/persian-ecommerce-sentiment-analysis

"e-Commerce sentiment analysis for Persian text using ML."

Primary LanguageJupyter NotebookMIT LicenseMIT

Persian e-Commerce Sentiment Analysis

Overview

This repository contains the code and resources to training a ML model to perform sentiment analysis on Persian text. The model is trained on a dataset collected from Digikala.com, an Iranian e-Commerce website. The dataset used in the training process can be found on Kaggle here.

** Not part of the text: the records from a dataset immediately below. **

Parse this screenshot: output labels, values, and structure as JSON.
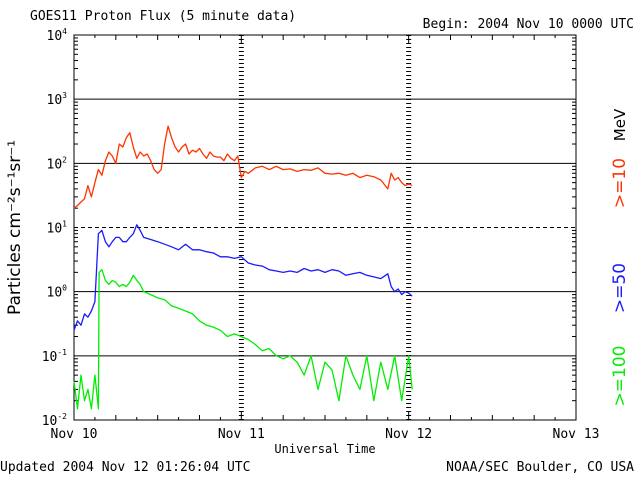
{
  "header": {
    "title": "GOES11 Proton Flux (5 minute data)",
    "begin": "Begin: 2004 Nov 10 0000 UTC"
  },
  "footer": {
    "updated": "Updated 2004 Nov 12 01:26:04 UTC",
    "credit": "NOAA/SEC Boulder, CO USA"
  },
  "chart_data": {
    "type": "line",
    "title": "GOES11 Proton Flux (5 minute data)",
    "xlabel": "Universal Time",
    "ylabel": "Particles cm⁻²s⁻¹sr⁻¹",
    "x_unit": "hours since 2004 Nov 10 0000 UTC",
    "xlim": [
      0,
      72
    ],
    "x_ticks": [
      {
        "value": 0,
        "label": "Nov 10"
      },
      {
        "value": 24,
        "label": "Nov 11"
      },
      {
        "value": 48,
        "label": "Nov 12"
      },
      {
        "value": 72,
        "label": "Nov 13"
      }
    ],
    "y_scale": "log",
    "ylim": [
      0.01,
      10000
    ],
    "y_ticks": [
      {
        "value": 0.01,
        "base": "10",
        "exp": "-2"
      },
      {
        "value": 0.1,
        "base": "10",
        "exp": "-1"
      },
      {
        "value": 1,
        "base": "10",
        "exp": "0"
      },
      {
        "value": 10,
        "base": "10",
        "exp": "1"
      },
      {
        "value": 100,
        "base": "10",
        "exp": "2"
      },
      {
        "value": 1000,
        "base": "10",
        "exp": "3"
      },
      {
        "value": 10000,
        "base": "10",
        "exp": "4"
      }
    ],
    "h_lines": [
      {
        "value": 0.1,
        "style": "solid"
      },
      {
        "value": 1,
        "style": "solid"
      },
      {
        "value": 10,
        "style": "dashed"
      },
      {
        "value": 100,
        "style": "solid"
      },
      {
        "value": 1000,
        "style": "solid"
      }
    ],
    "day_markers": [
      24,
      48
    ],
    "grid": true,
    "legend_position": "right, vertical",
    "legend_unit": "MeV",
    "series": [
      {
        "name": ">=10",
        "color": "#ff3300",
        "x": [
          0,
          0.5,
          1,
          1.5,
          2,
          2.5,
          3,
          3.5,
          4,
          4.5,
          5,
          5.5,
          6,
          6.5,
          7,
          7.5,
          8,
          8.5,
          9,
          9.5,
          10,
          10.5,
          11,
          11.5,
          12,
          12.5,
          13,
          13.5,
          14,
          14.5,
          15,
          15.5,
          16,
          16.5,
          17,
          17.5,
          18,
          18.5,
          19,
          19.5,
          20,
          20.5,
          21,
          21.5,
          22,
          22.5,
          23,
          23.5,
          24,
          24.5,
          25,
          26,
          27,
          28,
          29,
          30,
          31,
          32,
          33,
          34,
          35,
          36,
          37,
          38,
          39,
          40,
          41,
          42,
          43,
          44,
          45,
          45.5,
          46,
          46.5,
          47,
          47.5,
          48,
          48.5
        ],
        "values": [
          20,
          22,
          25,
          28,
          45,
          30,
          50,
          80,
          65,
          110,
          150,
          130,
          100,
          200,
          180,
          250,
          300,
          180,
          120,
          150,
          130,
          140,
          110,
          80,
          70,
          80,
          200,
          380,
          250,
          180,
          150,
          180,
          200,
          140,
          160,
          150,
          170,
          140,
          120,
          150,
          130,
          125,
          125,
          110,
          140,
          120,
          110,
          130,
          60,
          75,
          70,
          85,
          90,
          80,
          90,
          80,
          82,
          75,
          80,
          78,
          85,
          70,
          68,
          70,
          65,
          70,
          60,
          65,
          62,
          55,
          40,
          70,
          55,
          60,
          50,
          45,
          48,
          45
        ]
      },
      {
        "name": ">=50",
        "color": "#1a1aff",
        "x": [
          0,
          0.5,
          1,
          1.5,
          2,
          2.5,
          3,
          3.5,
          4,
          4.5,
          5,
          5.5,
          6,
          6.5,
          7,
          7.5,
          8,
          8.5,
          9,
          9.5,
          10,
          11,
          12,
          13,
          14,
          15,
          16,
          17,
          18,
          19,
          20,
          21,
          22,
          23,
          24,
          25,
          26,
          27,
          28,
          29,
          30,
          31,
          32,
          33,
          34,
          35,
          36,
          37,
          38,
          39,
          40,
          41,
          42,
          43,
          44,
          45,
          45.5,
          46,
          46.5,
          47,
          47.5,
          48,
          48.5
        ],
        "values": [
          0.25,
          0.35,
          0.3,
          0.45,
          0.4,
          0.5,
          0.7,
          8,
          9,
          6,
          5,
          6,
          7,
          7,
          6,
          6,
          7,
          8,
          11,
          9,
          7,
          6.5,
          6,
          5.5,
          5,
          4.5,
          5.5,
          4.5,
          4.5,
          4.2,
          4,
          3.5,
          3.5,
          3.3,
          3.5,
          2.8,
          2.6,
          2.5,
          2.2,
          2.1,
          2,
          2.1,
          2,
          2.3,
          2.1,
          2.2,
          2,
          2.2,
          2.1,
          1.8,
          1.9,
          2,
          1.8,
          1.7,
          1.6,
          1.9,
          1.2,
          1.0,
          1.1,
          0.9,
          1.0,
          0.95,
          0.85
        ]
      },
      {
        "name": ">=100",
        "color": "#00ee00",
        "x": [
          0,
          0.5,
          1,
          1.5,
          2,
          2.5,
          3,
          3.5,
          3.6,
          4,
          4.5,
          5,
          5.5,
          6,
          6.5,
          7,
          7.5,
          8,
          8.5,
          9,
          9.5,
          10,
          11,
          12,
          13,
          14,
          15,
          16,
          17,
          18,
          19,
          20,
          21,
          22,
          23,
          24,
          25,
          26,
          27,
          28,
          29,
          30,
          31,
          32,
          33,
          34,
          35,
          36,
          37,
          38,
          39,
          40,
          41,
          42,
          43,
          44,
          45,
          46,
          47,
          48,
          48.5
        ],
        "values": [
          0.04,
          0.015,
          0.05,
          0.02,
          0.03,
          0.015,
          0.05,
          0.015,
          2,
          2.2,
          1.5,
          1.3,
          1.5,
          1.4,
          1.2,
          1.3,
          1.2,
          1.4,
          1.8,
          1.5,
          1.3,
          1.0,
          0.9,
          0.8,
          0.75,
          0.6,
          0.55,
          0.5,
          0.45,
          0.35,
          0.3,
          0.28,
          0.25,
          0.2,
          0.22,
          0.2,
          0.18,
          0.15,
          0.12,
          0.13,
          0.1,
          0.09,
          0.1,
          0.08,
          0.05,
          0.1,
          0.03,
          0.08,
          0.06,
          0.02,
          0.1,
          0.05,
          0.03,
          0.1,
          0.02,
          0.08,
          0.03,
          0.1,
          0.02,
          0.1,
          0.03
        ]
      }
    ]
  }
}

The data preprocessing stage included the following steps to prepare the text data for training:

  • Converting Persian numerals to Arabic numerals to ensure uniform representation of numbers.
  • Identical character conversion (e.g., 'ك' to 'ک') to increase the consistency of text processing.
  • Replacing URLs and Emojis with <URL> and <emoji> to remove noise.
  • Removing repeated letters that are used for emphasis.

Model

The model was trained using keras utilizing a feedforward neural network with multiple dense layers. Dropout layers with a dropout rate of 0.5 were added to reduce overfitting. The model is compiled with the categorical cross-entropy loss function and the Adam optimizer. You can change the parameters based on your specific requirements and dataset to optimize the model for your use case.

Parameters

# Model parameters
nb_classes = 2
batch_size = 32
nb_epochs = 10